Africa-Press. Une employée française de l’UNICEF et deux civils ont été tués dans une attaque de drone visant un immeuble résidentiel au centre de Goma, dans l’est de la République démocratique du Congo, une ville actuellement sous le contrôle du mouvement M23.
Selon le porte-parole du mouvement, Lawrence Kanyuka, l’attaque s’est produite à l’aube mercredi et a frappé un bâtiment au cœur de Goma, faisant trois morts, dont Karine Besset, employée française de l’UNICEF. Les Nations unies et le président français Emmanuel Macron ont confirmé ces informations par la suite.
Kanyuka a accusé le gouvernement congolais d’être responsable de l’attaque, la qualifiant « d’acte terroriste mené par un drone militaire visant l’ONU et l’Union européenne », et estimant qu’il s’agissait d’« une provocation inacceptable mettant en danger des milliers de civils innocents ».
Dans un communiqué, le coordinateur humanitaire des Nations unies en RDC, Bruno Lemarquis, a condamné cette escalade, confirmant que la frappe avait tué une employée de l’ONU et deux civils et endommagé des habitations voisines.
Sur la plateforme X, le président français a écrit: « Une humanitaire française de l’UNICEF a été tuée à Goma… J’appelle au respect du droit humanitaire et à la protection des travailleurs humanitaires qui consacrent leurs efforts à sauver des vies ».
De son côté, l’UNICEF a exprimé sa « stupeur et sa colère » face à la mort de Besset, la décrivant comme « une humanitaire dévouée qui a travaillé sans relâche pour soutenir les enfants et les familles touchés par les conflits et les crises ». La directrice exécutive de l’organisation, Catherine Russell, a souligné que « les civils, y compris les travailleurs humanitaires, ne doivent jamais être des cibles ».
Contexte du conflit
Goma, capitale de la province du Nord-Kivu, est une ville stratégique contrôlée par les rebelles du M23 depuis janvier 2025. Le mouvement, accusé de recevoir le soutien du Rwanda voisin, a repris les armes en 2021 et pris le contrôle de vastes zones de l’est riche en minerais, ravivant un cycle de violence dans une région déjà marquée par des conflits.
L’attaque intervient un jour après que l’armée congolaise a annoncé avoir abattu deux drones qu’elle affirme appartenir aux forces rwandaises et à leurs alliés, après leur entrée dans l’espace aérien de la province du Sud-Kivu.

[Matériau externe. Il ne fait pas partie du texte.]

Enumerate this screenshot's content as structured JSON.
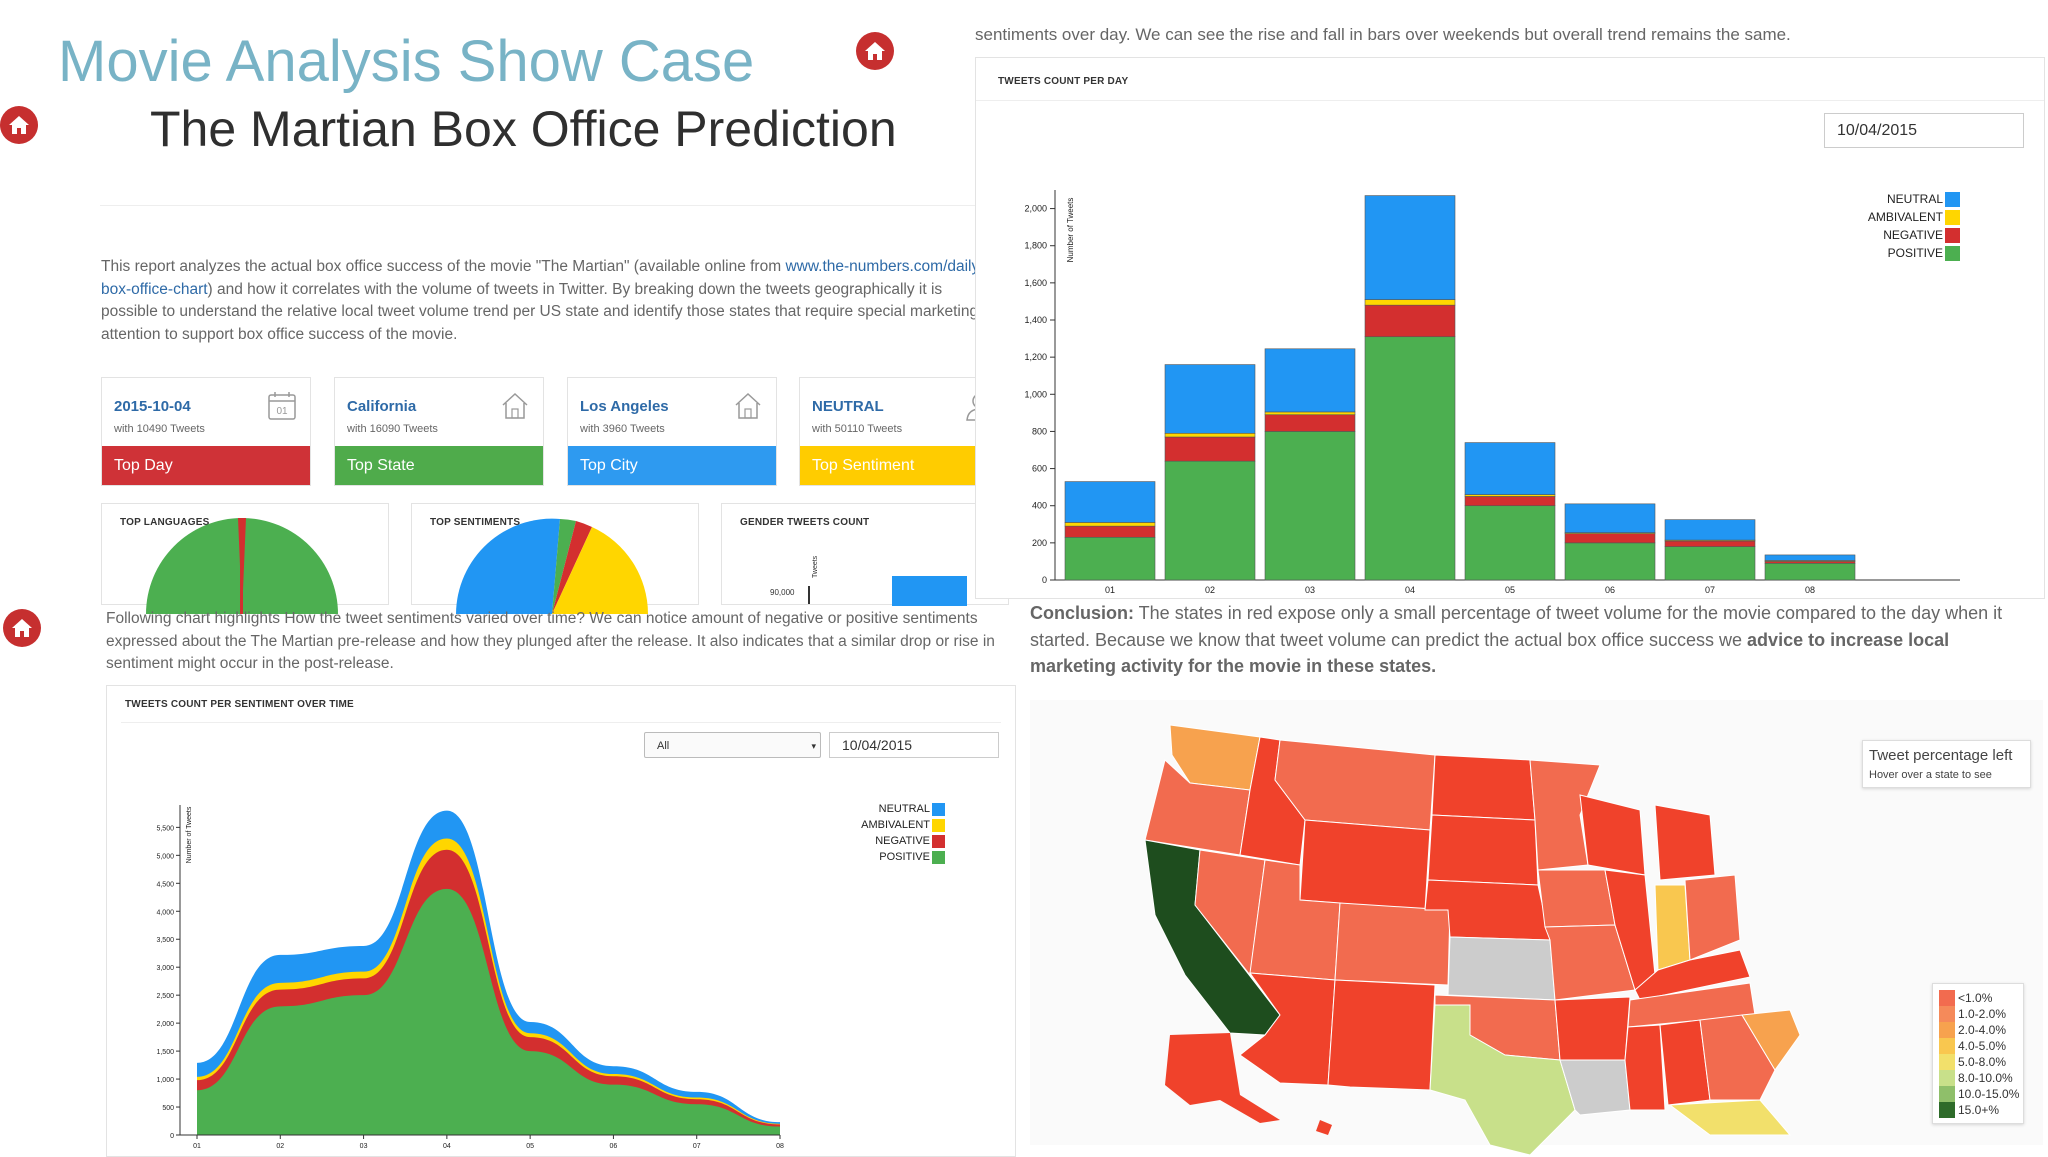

L’armée a qualifié l’incident de « violation de l’accord de Washington », affirmant sa détermination à défendre la souveraineté du pays.
Malgré plusieurs accords entre la RDC et le Rwanda, les combats se poursuivent. Kinshasa, l’ONU et les États-Unis accusent Kigali de soutenir le M23, ce que le Rwanda dément, affirmant faire face à des menaces provenant de groupes armés opérant à l’intérieur de la RDC.
Plus tôt ce mois-ci, Washington a imposé des sanctions à l’armée rwandaise et à quatre de ses officiers supérieurs, les accusant de soutenir le mouvement. Le Rwanda a dénoncé ces sanctions comme « biaisées » et défendu le rôle de son armée.